A struggle between two listed landlords who own real estate worth $1.6 billion hotted up yesterday. Insults flew over a $50 million management sale and a call went out for shareholder involvement.
After being rejected by two regulators, predatory landlord Kiwi Income Property Trust tried to turn the management sale carrot into a stick.
Kiwi was knocked back by the regulatory arm of NZX, which refused to grant a ruling stopping the Capital Properties management sale. This came after the Takeovers Panel rejected Kiwi's complaint over the deal.
NZX found the Capital sale would not change the nature of the business and would not require shareholder approval under the listing rules.

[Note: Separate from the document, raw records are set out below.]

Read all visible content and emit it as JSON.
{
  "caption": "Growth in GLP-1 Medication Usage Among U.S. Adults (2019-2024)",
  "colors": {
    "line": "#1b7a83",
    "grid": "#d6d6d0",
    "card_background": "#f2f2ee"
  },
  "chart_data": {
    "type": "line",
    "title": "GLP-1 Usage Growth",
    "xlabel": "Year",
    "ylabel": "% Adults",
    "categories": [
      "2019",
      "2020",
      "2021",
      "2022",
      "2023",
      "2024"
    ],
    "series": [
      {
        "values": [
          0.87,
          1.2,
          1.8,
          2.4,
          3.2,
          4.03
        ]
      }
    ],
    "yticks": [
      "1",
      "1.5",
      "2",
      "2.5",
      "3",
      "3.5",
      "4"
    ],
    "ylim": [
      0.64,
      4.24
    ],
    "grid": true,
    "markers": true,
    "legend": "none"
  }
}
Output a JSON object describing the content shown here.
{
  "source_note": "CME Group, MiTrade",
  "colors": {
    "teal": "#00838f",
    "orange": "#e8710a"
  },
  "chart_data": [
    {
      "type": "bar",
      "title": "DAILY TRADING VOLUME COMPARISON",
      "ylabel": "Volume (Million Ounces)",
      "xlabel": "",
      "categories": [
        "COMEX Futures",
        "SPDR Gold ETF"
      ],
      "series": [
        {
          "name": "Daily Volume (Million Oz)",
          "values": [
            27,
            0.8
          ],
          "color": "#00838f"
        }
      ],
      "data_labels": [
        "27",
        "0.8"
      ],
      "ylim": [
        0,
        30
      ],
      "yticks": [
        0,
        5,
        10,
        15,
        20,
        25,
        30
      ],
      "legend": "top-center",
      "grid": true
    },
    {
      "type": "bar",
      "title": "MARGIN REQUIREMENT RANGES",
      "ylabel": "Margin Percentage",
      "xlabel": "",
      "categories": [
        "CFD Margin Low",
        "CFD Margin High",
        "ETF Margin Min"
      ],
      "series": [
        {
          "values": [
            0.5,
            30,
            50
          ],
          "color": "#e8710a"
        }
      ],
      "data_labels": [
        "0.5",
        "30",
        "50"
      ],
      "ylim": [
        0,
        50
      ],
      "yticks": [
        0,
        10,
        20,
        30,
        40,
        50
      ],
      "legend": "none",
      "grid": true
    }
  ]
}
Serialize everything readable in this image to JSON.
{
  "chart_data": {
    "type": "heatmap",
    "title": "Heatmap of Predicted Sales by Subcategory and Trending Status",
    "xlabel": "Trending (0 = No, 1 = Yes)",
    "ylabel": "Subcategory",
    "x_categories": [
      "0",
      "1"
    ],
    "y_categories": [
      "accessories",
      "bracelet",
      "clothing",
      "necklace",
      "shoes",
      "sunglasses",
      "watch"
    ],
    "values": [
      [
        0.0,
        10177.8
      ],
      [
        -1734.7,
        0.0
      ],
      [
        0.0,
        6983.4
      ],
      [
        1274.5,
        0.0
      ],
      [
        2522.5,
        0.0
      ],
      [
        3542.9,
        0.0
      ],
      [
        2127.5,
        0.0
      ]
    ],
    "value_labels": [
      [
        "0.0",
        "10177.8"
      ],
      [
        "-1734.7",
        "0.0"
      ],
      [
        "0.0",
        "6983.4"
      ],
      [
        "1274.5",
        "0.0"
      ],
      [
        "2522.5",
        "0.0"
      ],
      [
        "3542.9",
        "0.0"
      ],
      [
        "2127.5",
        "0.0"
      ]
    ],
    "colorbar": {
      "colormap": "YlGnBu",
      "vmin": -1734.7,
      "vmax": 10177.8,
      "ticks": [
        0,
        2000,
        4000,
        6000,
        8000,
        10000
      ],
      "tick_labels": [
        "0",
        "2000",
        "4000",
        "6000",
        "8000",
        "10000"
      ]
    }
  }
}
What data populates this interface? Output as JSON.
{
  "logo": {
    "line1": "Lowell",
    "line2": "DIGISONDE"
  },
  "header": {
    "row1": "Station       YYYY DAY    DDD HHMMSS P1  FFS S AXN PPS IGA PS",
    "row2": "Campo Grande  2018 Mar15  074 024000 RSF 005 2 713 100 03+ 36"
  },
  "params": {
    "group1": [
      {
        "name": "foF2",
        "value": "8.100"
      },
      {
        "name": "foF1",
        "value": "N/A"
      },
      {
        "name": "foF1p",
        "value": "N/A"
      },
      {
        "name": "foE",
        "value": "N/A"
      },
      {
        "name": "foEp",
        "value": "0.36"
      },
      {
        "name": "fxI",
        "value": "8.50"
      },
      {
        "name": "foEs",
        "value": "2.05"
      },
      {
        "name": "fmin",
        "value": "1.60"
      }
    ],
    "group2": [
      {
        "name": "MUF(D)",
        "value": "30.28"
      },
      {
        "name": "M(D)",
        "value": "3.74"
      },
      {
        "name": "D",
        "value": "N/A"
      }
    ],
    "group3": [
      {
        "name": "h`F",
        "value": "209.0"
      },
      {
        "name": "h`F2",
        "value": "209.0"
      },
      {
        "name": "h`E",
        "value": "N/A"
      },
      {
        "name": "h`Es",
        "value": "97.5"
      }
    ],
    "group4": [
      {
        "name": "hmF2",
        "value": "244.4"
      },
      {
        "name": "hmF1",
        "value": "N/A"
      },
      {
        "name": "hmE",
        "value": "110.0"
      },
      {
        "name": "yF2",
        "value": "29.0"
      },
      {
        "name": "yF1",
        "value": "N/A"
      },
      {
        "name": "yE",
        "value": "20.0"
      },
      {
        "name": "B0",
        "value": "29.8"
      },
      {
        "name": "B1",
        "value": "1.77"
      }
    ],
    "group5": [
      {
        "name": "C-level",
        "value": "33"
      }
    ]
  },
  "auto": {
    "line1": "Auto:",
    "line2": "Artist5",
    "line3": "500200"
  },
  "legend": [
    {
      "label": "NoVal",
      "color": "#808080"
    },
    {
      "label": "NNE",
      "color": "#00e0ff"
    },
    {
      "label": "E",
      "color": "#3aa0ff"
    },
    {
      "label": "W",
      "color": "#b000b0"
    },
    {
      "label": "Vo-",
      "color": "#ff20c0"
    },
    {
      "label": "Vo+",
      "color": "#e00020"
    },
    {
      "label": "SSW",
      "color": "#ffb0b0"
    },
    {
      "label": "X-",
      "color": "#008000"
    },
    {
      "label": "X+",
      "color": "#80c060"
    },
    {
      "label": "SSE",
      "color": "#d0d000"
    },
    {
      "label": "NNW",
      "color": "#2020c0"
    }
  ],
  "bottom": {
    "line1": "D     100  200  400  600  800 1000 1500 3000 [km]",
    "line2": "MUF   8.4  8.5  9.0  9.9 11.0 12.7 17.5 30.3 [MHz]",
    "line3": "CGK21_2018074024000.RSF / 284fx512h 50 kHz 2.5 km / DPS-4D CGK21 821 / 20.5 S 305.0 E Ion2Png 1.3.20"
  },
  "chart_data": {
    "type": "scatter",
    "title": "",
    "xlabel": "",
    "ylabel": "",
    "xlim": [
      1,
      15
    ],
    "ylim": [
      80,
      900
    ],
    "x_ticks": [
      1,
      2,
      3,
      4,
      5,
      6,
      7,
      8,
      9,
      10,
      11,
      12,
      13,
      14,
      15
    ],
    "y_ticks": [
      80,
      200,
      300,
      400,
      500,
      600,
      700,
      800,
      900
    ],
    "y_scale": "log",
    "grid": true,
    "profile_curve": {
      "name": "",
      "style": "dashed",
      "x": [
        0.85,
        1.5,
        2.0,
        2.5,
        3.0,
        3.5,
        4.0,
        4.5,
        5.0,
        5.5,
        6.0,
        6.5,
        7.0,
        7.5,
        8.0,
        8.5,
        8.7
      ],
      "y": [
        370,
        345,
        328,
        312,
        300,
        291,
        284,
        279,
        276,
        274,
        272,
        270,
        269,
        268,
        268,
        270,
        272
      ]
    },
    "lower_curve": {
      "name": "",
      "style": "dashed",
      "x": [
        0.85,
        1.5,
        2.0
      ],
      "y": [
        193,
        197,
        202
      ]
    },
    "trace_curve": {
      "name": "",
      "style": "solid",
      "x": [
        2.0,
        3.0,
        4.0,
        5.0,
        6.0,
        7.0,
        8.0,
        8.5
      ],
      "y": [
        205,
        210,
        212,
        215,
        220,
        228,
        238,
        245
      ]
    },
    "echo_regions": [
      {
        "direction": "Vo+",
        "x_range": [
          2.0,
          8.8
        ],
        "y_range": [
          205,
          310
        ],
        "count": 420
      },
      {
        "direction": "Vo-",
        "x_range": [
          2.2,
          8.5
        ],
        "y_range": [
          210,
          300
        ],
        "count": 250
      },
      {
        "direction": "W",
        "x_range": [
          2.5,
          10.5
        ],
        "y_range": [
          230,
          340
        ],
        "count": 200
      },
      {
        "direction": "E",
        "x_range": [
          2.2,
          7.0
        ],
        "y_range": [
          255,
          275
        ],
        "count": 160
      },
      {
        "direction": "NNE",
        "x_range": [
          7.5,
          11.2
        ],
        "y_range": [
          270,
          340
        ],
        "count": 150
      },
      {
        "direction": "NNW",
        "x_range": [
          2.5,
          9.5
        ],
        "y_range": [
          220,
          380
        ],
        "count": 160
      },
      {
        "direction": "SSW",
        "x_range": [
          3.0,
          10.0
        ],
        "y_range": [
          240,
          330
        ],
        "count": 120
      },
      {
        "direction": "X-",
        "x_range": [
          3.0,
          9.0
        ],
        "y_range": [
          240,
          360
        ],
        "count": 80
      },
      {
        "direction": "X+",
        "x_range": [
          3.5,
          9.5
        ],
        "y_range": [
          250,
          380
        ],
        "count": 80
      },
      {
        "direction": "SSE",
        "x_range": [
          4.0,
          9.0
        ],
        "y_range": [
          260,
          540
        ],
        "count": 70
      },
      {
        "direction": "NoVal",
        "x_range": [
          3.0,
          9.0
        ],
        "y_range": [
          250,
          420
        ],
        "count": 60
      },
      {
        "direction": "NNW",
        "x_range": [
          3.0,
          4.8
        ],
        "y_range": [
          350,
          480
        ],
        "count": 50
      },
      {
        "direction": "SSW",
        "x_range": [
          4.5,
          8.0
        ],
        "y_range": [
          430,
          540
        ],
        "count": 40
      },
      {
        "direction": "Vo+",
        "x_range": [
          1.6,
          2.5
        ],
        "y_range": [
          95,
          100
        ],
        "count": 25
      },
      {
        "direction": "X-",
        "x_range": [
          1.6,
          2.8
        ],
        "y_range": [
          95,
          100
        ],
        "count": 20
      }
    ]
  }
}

This prompted an attack from Kiwi, which accused Capital's board of being high-handed and taking an unpredictable swerve.
Capital's carrot for its 17,000 mainly retail shareholders is a promise that it will pay out the full amount as a one-off distribution. But Kiwi, in trying to turn that into a stick, is now demanding a formal change to Capital's constitution, which would mean a special shareholder meeting.
Kiwi chief executive Angus McNaughton said he was confident that under the Companies Act, Capital would now be forced to hold the meeting. An NZX spokesman backed him, saying that under the listing rules a substantial shareholder request of this nature would automatically trigger a meeting.
But Capital, whose shares are trading at $1.18, said it would talk to its lawyers before deciding about any meeting. It also threatened to approach Kiwi's trustee to establish whether the best interests of its unitholders were being upheld.